О господи!.. И почему мужчины так уверены, что любые проблемы сводятся к сексу или к деньгам? Но я не спешу указать Стивену на его ошибку – мне любопытно, куда это нас заведет.
– Что ты хочешь сказать?
– Теперь я понял, ради чего ты и твой любовник все это затеяли. Вы заманили меня сюда, чтобы запугать и заставить заплатить за ваше молчание. Не выйдет!
– Мой любовник? – Довольно неожиданный поворот. Глубоко затягиваясь сигаретой, я пытаюсь понять, что и когда могло навести его на мысль, что у меня есть любовник.
– Признайся, это было задумано заранее или вы придумали свой план уже после того, как мы стали встречаться?
– Что-то я тебя не понимаю. О каком любовнике идет речь?
– Ты сама прекрасно знаешь – о каком. Мне другое интересно… Я хотел бы знать, кто вы: очередная шайка мошенников, которых показывают в программе «Их разыскивает Америка»
[23], или кто-то более серьезный?

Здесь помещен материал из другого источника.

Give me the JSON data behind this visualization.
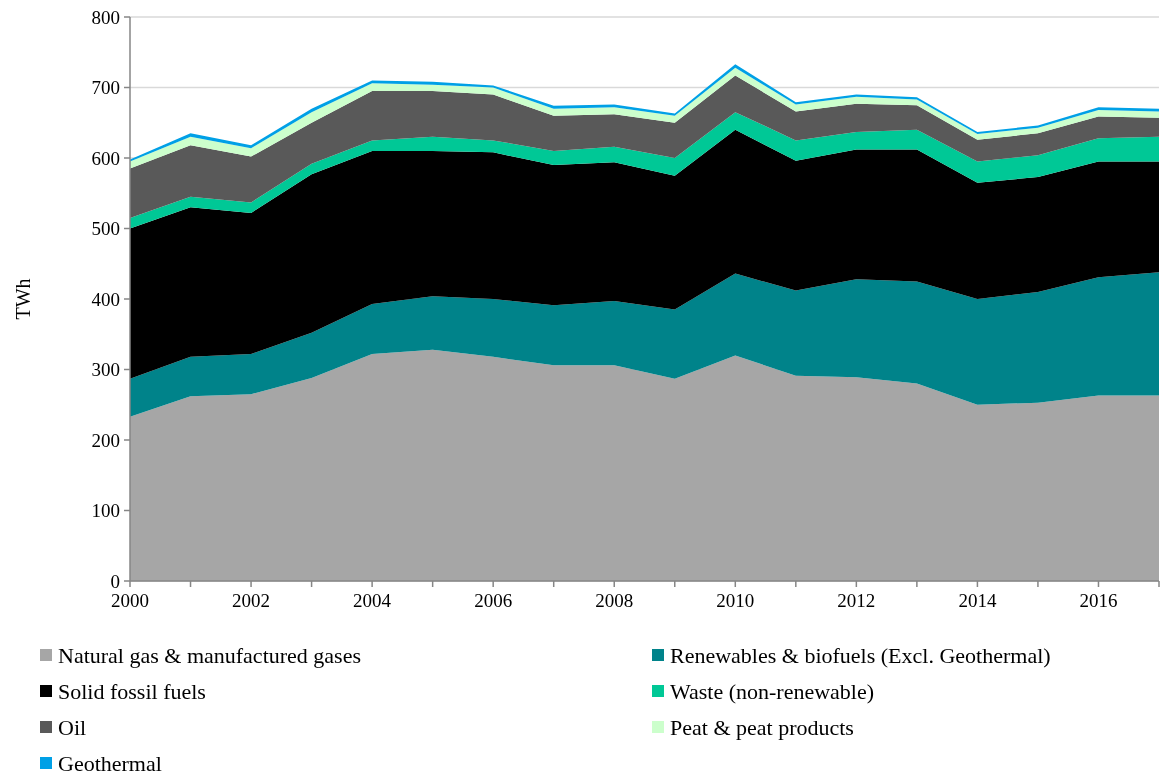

Хватит темнить, Элли, рассказывай!.. – Сам того не замечая, Стивен говорит все громче. Говорит, а сам все время крутит головой, словно действительно верит, что из темноты вот-вот выступят мои соучастники и я увижу, какой он умный и проницательный. Но из темноты никто не появляется, и кульминация, которой он так ждал, превращается просто в неловкое молчание. – Или он засел где-то поблизости, чтобы увезти тебя в безопасное место, когда все закончится?
– С чего ты вообще взял, что у меня есть сообщник?
– Не держи меня за дурака. В одиночку ты ни за что не смогла бы поднять меня с пола и усадить в кресло.
На его лице вновь появляется самоуверенное выражение. Оно могло бы меня разозлить, если бы я не знала, как сильно он заблуждается, поэтому я только слегка улыбаюсь.
– Мне жаль тебя разочаровывать, Стивен, но я справилась одна. Никогда не слышал про способ переноски пострадавших на закорках с помощью веревочной лямки? Погляди как-нибудь в интернете… Там, к твоему сведению, полным-полно самой любопытной информации.
– Даже если твой любовник не…
– Да почему ты так уверен, что у меня есть любовник?
– Хватит притворяться, Элли. Я видел вас вместе и обо всем догадался.
– Когда это ты нас видел?
– «У Саши», на открытии галереи. Я видел, как вы двое очень мило беседовали на улице. Он вышел сразу за тобой. Ты пыталась утащить его за угол, но я все равно все видел. А еще раньше я столкнулся с ним в твоем подъезде.
Я расхохоталась так громко, что эхо моего голоса, отразившись от потолка и вымощенного плиткой пола, словно плетью хлестнуло меня по ушам. Остановиться я не могла. Я смеялась до слез, раскачиваясь из стороны в сторону, пока у меня не заболели ребра. Стивен мрачно смотрел на меня из своего кресла, стоящего посреди прихожей, и был так убийственно серьезен, что при одном взгляде на его лицо меня вновь одолевал смех.
– Коннор не мой любовник. Он мой двоюродный брат, – проговорила я наконец срывающимся от смеха голосом. – И, кстати, если это имеет для тебя значение, он, наверное, предпочел бы запустить руку не в мои трусы, а в твои.
Коннор. Милый, добрый Коннор. Про таких говорят – мухи не обидит. К нему эти слова относились не только в переносном, но и в буквальном смысле: еще в детстве он выносил из дома жучков и паучков, на которых я собиралась наступить ногой. Для него идеальным ответом на любую проблему были картошка фри и молочная болтушка. Да, в каком-то смысле Коннор побывал здесь, в этом доме, но только вначале, когда принималось первое, самое важное решение. Сейчас он больше не был мне нужен. Это моя война. Моя – и ничья больше.